A peça “O Rei da Farândola” foi eleita sábado à noite, pelo público, Espetáculo de Honra de 2026 do Festival de Almada, regressando à 44.a edição do certame, a realizar de 04 a 18 de julho de 2027.
“O Rei da Farândola”, uma peça que é uma viagem ao século XVIII, “a época do século de ouro em Espanha, verdadeiro apogeu das artes em Espanha”, segundo a sinopse, obteve 126 votos dos 506 votantes, quase o total de espetadores que assistiu a “A gaivota”, peça que encerrou o festival.
“Montando um cabaret barroco em que nos conta histórias inspiradas em factos reais, o cantor e ator Ángel Ruiz apodera-se da fascinante figura de Filipe IV, que reinou de 1621 a 1655 – tendo sido o rei Filipe III de Portugal – , e viaja connosco entre várias épocas, revelando-nos segredos e algumas intrigas do seu reinado”, acrescenta a sinopse da peça.
Produzida pelo coletivo espanhol Lazona, a peça tem dramaturgia e direção de Ángel Ruiz, com acompanhamento ao piano de Bru Ferri, e teve uma única récita no certame, no dia 16.
Em segundo lugar na votação do público ficou “Israel & Mohamed”, com 76 votos, em terceiro “O beijo no asfalto”, com 61, e, em quarto lugar, “Só mais uma gaivota”, da companhia portuguesa Formiga Atómica, com 51 votos.

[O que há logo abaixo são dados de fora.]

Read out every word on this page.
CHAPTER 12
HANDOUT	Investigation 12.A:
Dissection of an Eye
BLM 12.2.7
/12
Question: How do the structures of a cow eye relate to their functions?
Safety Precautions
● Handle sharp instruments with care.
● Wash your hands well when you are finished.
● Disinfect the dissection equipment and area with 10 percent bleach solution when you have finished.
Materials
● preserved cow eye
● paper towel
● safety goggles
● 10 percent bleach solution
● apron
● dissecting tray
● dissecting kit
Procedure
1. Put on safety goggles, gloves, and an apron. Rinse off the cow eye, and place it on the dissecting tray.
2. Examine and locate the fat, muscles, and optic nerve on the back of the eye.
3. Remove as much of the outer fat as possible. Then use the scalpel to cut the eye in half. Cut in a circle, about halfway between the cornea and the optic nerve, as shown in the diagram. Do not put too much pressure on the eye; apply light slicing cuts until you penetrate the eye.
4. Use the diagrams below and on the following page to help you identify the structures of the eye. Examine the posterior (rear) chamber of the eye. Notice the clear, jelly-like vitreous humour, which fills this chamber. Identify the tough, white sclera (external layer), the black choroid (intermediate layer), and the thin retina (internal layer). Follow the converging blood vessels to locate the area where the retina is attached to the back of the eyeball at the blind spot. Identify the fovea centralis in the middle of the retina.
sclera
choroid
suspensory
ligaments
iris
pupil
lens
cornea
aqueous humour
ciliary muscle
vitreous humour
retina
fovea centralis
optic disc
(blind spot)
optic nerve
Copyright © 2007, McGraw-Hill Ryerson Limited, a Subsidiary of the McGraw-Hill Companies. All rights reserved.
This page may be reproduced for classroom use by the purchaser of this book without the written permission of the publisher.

“Israel & Mohamed” é uma produção franco-espanhola de Zirlib e da IGalván Company, criada por Mohamed El Khatib & Israel Galvan.
“O beijo no asfalto”, com texto de Nelson Rodrigues, é uma produção do Teatro Nacional S. João, com encenação de Tónan Quito.
A 43.ª edição do Festival de Almada encerrou sábado com as peças “O cume” e “A gaivota”, depois de 15 dias em que o teatro ocupou oito espaços de cidade da Margem Sul e de Lisboa, com 19 espetáculos, dos quais 12 de companhias estrangeiras e sete de produção portuguesa.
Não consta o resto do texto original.